"Wzruszający" - zaliczone.
"Poruszający" - zaliczone
"Barwny" (może być czarno-biały:):):)) - zaliczone.
"Epicki" - zaliczone
(....)
SŁUSZNY - ZALICZONE!
BINGO!!!
PS
Jeśli ktoś chciał mnie przekonać, że niewolnictwo było "be", to się mocno spóźnił.
Widziałem już dziesiątki filmów użalających się nad Murzynami... uuuups... pardon... Afroamerykanami, a nawet, dawno, dawno temu, serial "Korzenie" ("Roots") o Kunta Kinte i jego potomkach aż do XX wieku.

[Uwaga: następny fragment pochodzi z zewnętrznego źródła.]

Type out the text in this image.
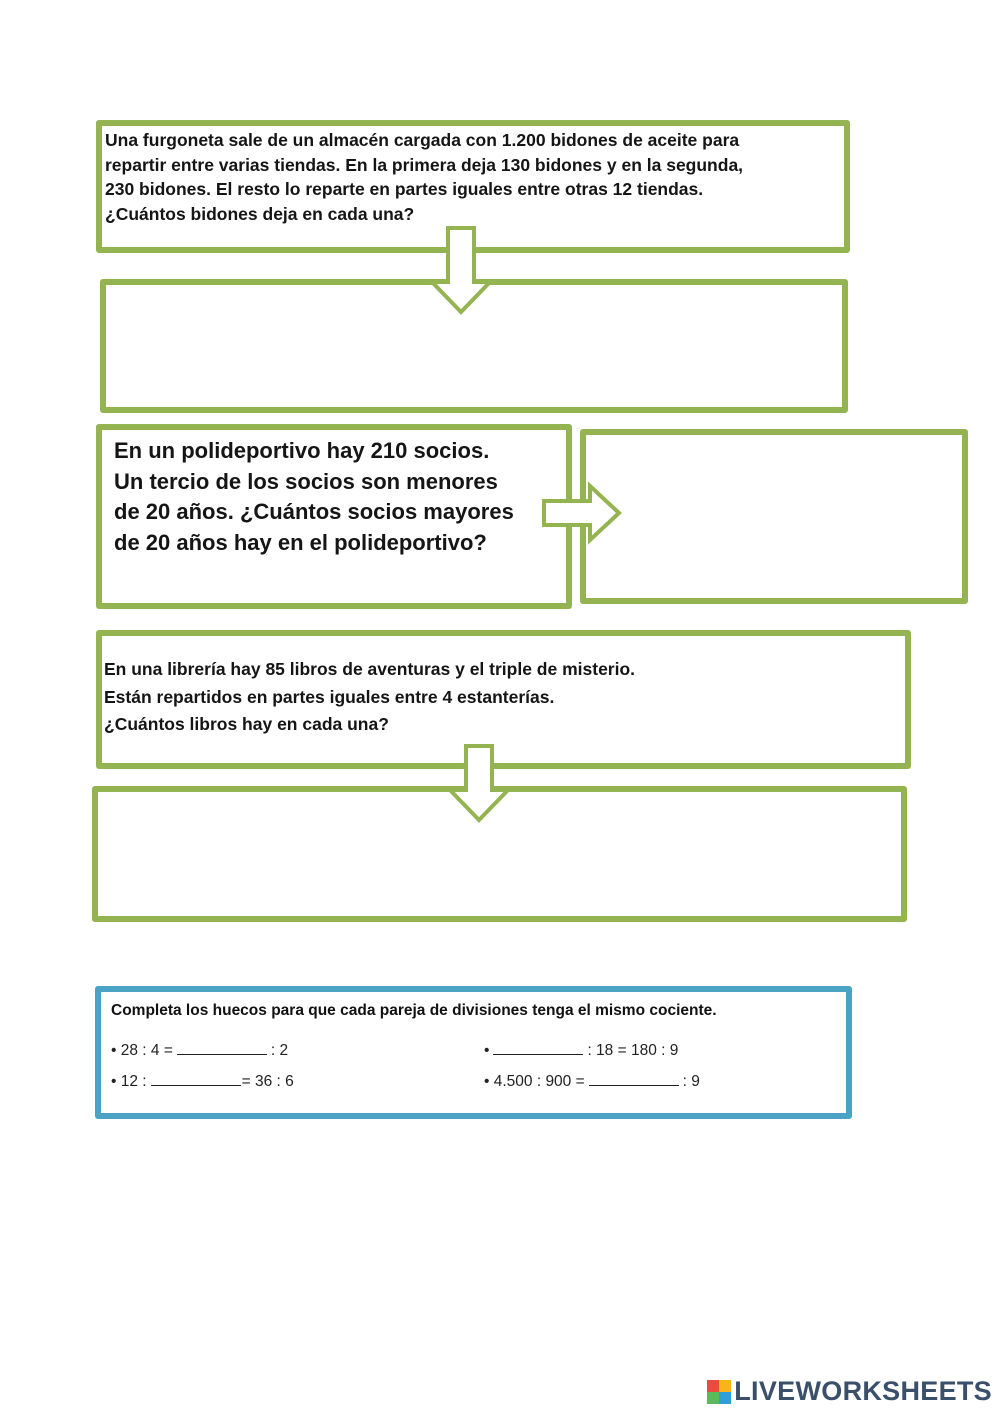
Una furgoneta sale de un almacén cargada con 1.200 bidones de aceite para
repartir entre varias tiendas. En la primera deja 130 bidones y en la segunda,
230 bidones. El resto lo reparte en partes iguales entre otras 12 tiendas.
¿Cuántos bidones deja en cada una?
En un polideportivo hay 210 socios.
Un tercio de los socios son menores
de 20 años. ¿Cuántos socios mayores
de 20 años hay en el polideportivo?
En una librería hay 85 libros de aventuras y el triple de misterio.
Están repartidos en partes iguales entre 4 estanterías.
¿Cuántos libros hay en cada una?
Completa los huecos para que cada pareja de divisiones tenga el mismo cociente.
• 28 : 4 =	: 2	•	: 18 = 180 : 9
• 12 :	= 36 : 6	• 4.500 : 900 =	: 9
LIVEWORKSHEETS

Film w gruncie rzeczy nie jest zły (profesjonalny, a jakże!), problem w tym, że jest... nijaki.
G.wno mnie obchodzi bohater i jego "losy", a "wymowa" (jak wspomniałem) tez mną już nie wstrząsa.
Paradoksalnie najlepsze w tym "dziele" są momenty... bezruchu, trwania, przeciągnięte sceny...

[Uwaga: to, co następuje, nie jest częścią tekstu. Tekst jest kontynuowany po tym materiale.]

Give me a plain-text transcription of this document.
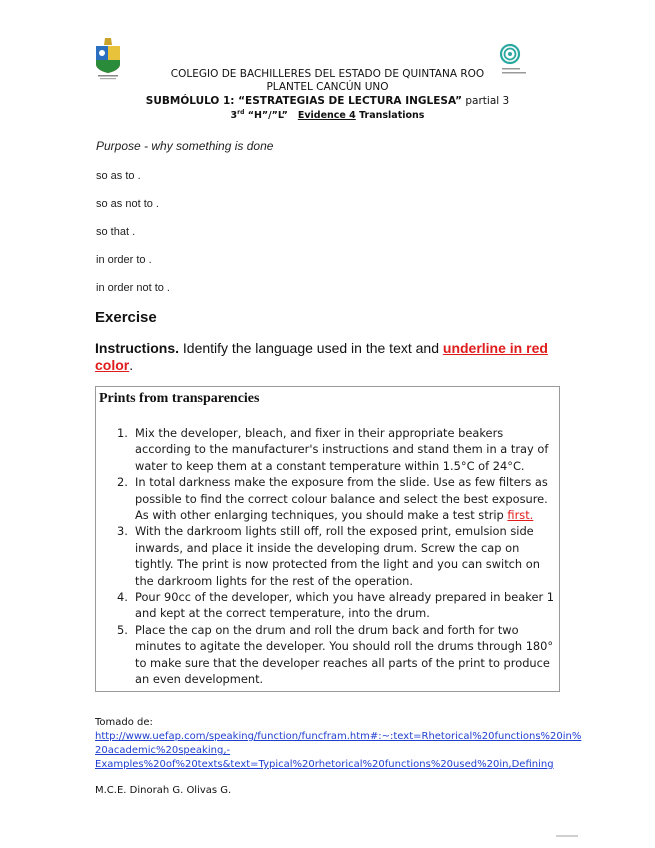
COLEGIO DE BACHILLERES DEL ESTADO DE QUINTANA ROO
PLANTEL CANCÚN UNO
SUBMÓLULO 1: “ESTRATEGIAS DE LECTURA INGLESA” partial 3
3rd “H”/”L” Evidence 4 Translations
Purpose - why something is done
so as to .
so as not to .
so that .
in order to .
in order not to .
Exercise
Instructions. Identify the language used in the text and underline in red color.
Prints from transparencies
1. Mix the developer, bleach, and fixer in their appropriate beakers according to the manufacturer's instructions and stand them in a tray of water to keep them at a constant temperature within 1.5°C of 24°C.
2. In total darkness make the exposure from the slide. Use as few filters as possible to find the correct colour balance and select the best exposure. As with other enlarging techniques, you should make a test strip first.
3. With the darkroom lights still off, roll the exposed print, emulsion side inwards, and place it inside the developing drum. Screw the cap on tightly. The print is now protected from the light and you can switch on the darkroom lights for the rest of the operation.
4. Pour 90cc of the developer, which you have already prepared in beaker 1 and kept at the correct temperature, into the drum.
5. Place the cap on the drum and roll the drum back and forth for two minutes to agitate the developer. You should roll the drums through 180° to make sure that the developer reaches all parts of the print to produce an even development.
Tomado de:
http://www.uefap.com/speaking/function/funcfram.htm#:~:text=Rhetorical%20functions%20in%
20academic%20speaking,-
Examples%20of%20texts&text=Typical%20rhetorical%20functions%20used%20in,Defining
M.C.E. Dinorah G. Olivas G.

To, moim skromnym zdaniem, za mało na Oscara, no, ale...
O, taki na przykład "Amistad" Spielberga, był równie "słuszny", ale... o czymś i jakoś.

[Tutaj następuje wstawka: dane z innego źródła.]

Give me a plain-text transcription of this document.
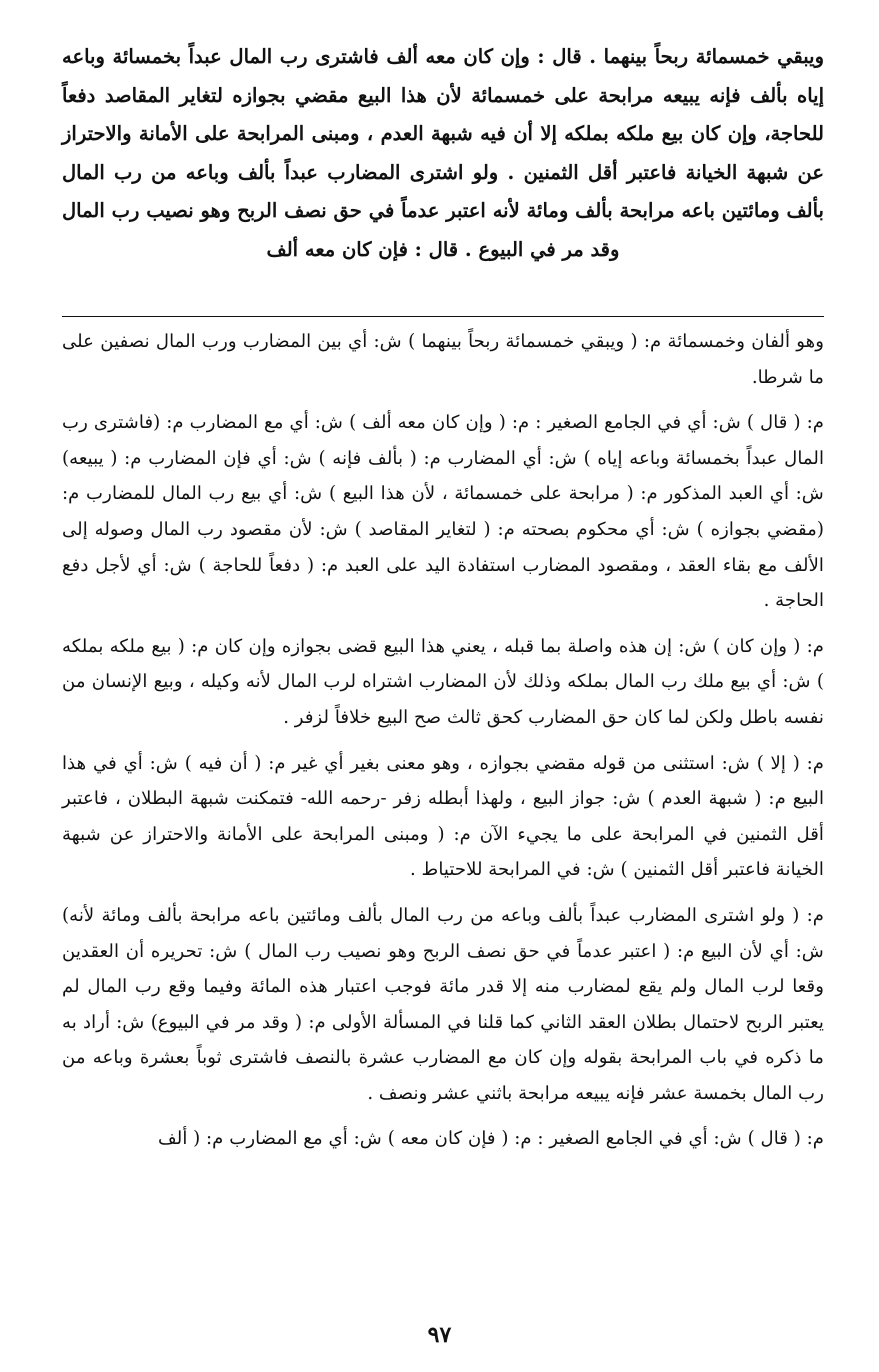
ويبقي خمسمائة ربحاً بينهما . قال : وإن كان معه ألف فاشترى رب المال عبداً بخمسائة وباعه إياه بألف فإنه يبيعه مرابحة على خمسمائة لأن هذا البيع مقضي بجوازه لتغاير المقاصد دفعاً للحاجة، وإن كان بيع ملكه بملكه إلا أن فيه شبهة العدم ، ومبنى المرابحة على الأمانة والاحتراز عن شبهة الخيانة فاعتبر أقل الثمنين . ولو اشترى المضارب عبداً بألف وباعه من رب المال بألف ومائتين باعه مرابحة بألف ومائة لأنه اعتبر عدماً في حق نصف الربح وهو نصيب رب المال وقد مر في البيوع . قال : فإن كان معه ألف

وهو ألفان وخمسمائة م: ( ويبقي خمسمائة ربحاً بينهما ) ش: أي بين المضارب ورب المال نصفين على ما شرطا.

م: ( قال ) ش: أي في الجامع الصغير : م: ( وإن كان معه ألف ) ش: أي مع المضارب م: (فاشترى رب المال عبداً بخمسائة وباعه إياه ) ش: أي المضارب م: ( بألف فإنه ) ش: أي فإن المضارب م: ( يبيعه) ش: أي العبد المذكور م: ( مرابحة على خمسمائة ، لأن هذا البيع ) ش: أي بيع رب المال للمضارب م: (مقضي بجوازه ) ش: أي محكوم بصحته م: ( لتغاير المقاصد ) ش: لأن مقصود رب المال وصوله إلى الألف مع بقاء العقد ، ومقصود المضارب استفادة اليد على العبد م: ( دفعاً للحاجة ) ش: أي لأجل دفع الحاجة .

م: ( وإن كان ) ش: إن هذه واصلة بما قبله ، يعني هذا البيع قضى بجوازه وإن كان م: ( بيع ملكه بملكه ) ش: أي بيع ملك رب المال بملكه وذلك لأن المضارب اشتراه لرب المال لأنه وكيله ، وبيع الإنسان من نفسه باطل ولكن لما كان حق المضارب كحق ثالث صح البيع خلافاً لزفر .

م: ( إلا ) ش: استثنى من قوله مقضي بجوازه ، وهو معنى بغير أي غير م: ( أن فيه ) ش: أي في هذا البيع م: ( شبهة العدم ) ش: جواز البيع ، ولهذا أبطله زفر -رحمه الله- فتمكنت شبهة البطلان ، فاعتبر أقل الثمنين في المرابحة على ما يجيء الآن م: ( ومبنى المرابحة على الأمانة والاحتراز عن شبهة الخيانة فاعتبر أقل الثمنين ) ش: في المرابحة للاحتياط .

م: ( ولو اشترى المضارب عبداً بألف وباعه من رب المال بألف ومائتين باعه مرابحة بألف ومائة لأنه) ش: أي لأن البيع م: ( اعتبر عدماً في حق نصف الربح وهو نصيب رب المال ) ش: تحريره أن العقدين وقعا لرب المال ولم يقع لمضارب منه إلا قدر مائة فوجب اعتبار هذه المائة وفيما وقع رب المال لم يعتبر الربح لاحتمال بطلان العقد الثاني كما قلنا في المسألة الأولى م: ( وقد مر في البيوع) ش: أراد به ما ذكره في باب المرابحة بقوله وإن كان مع المضارب عشرة بالنصف فاشترى ثوباً بعشرة وباعه من رب المال بخمسة عشر فإنه يبيعه مرابحة باثني عشر ونصف .

م: ( قال ) ش: أي في الجامع الصغير : م: ( فإن كان معه ) ش: أي مع المضارب م: ( ألف

٩٧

No, ale Spielberg nie mógł dostać następnego Oscara za to samo:):):)
Nie zgodzę się z tym, że film był nijaki. Oglądałam go z dużym zaangażowaniem i ciekawością, a wiem, że trudno o to gdy film jest nudny bądź nijaki i w dodatku trwa ponad 2 godz :)
Film wywołuje emocje, a nie każdy film to potrafi, a już na pewno nijaki. Jest to coś czego oczekujemy od filmów i tylko lepsze produkcje mogą nam to zapewnić.
Oczywiście to jest mój odbiór filmu :)
Oscar zasłużony. Film po prostu warty obejrzenia.
Duży plus dla Fassbendera, który znowu pokazał na co go stać. Ale i Ejoforowi nie można nic zarzucić bo też świetnie zagrał.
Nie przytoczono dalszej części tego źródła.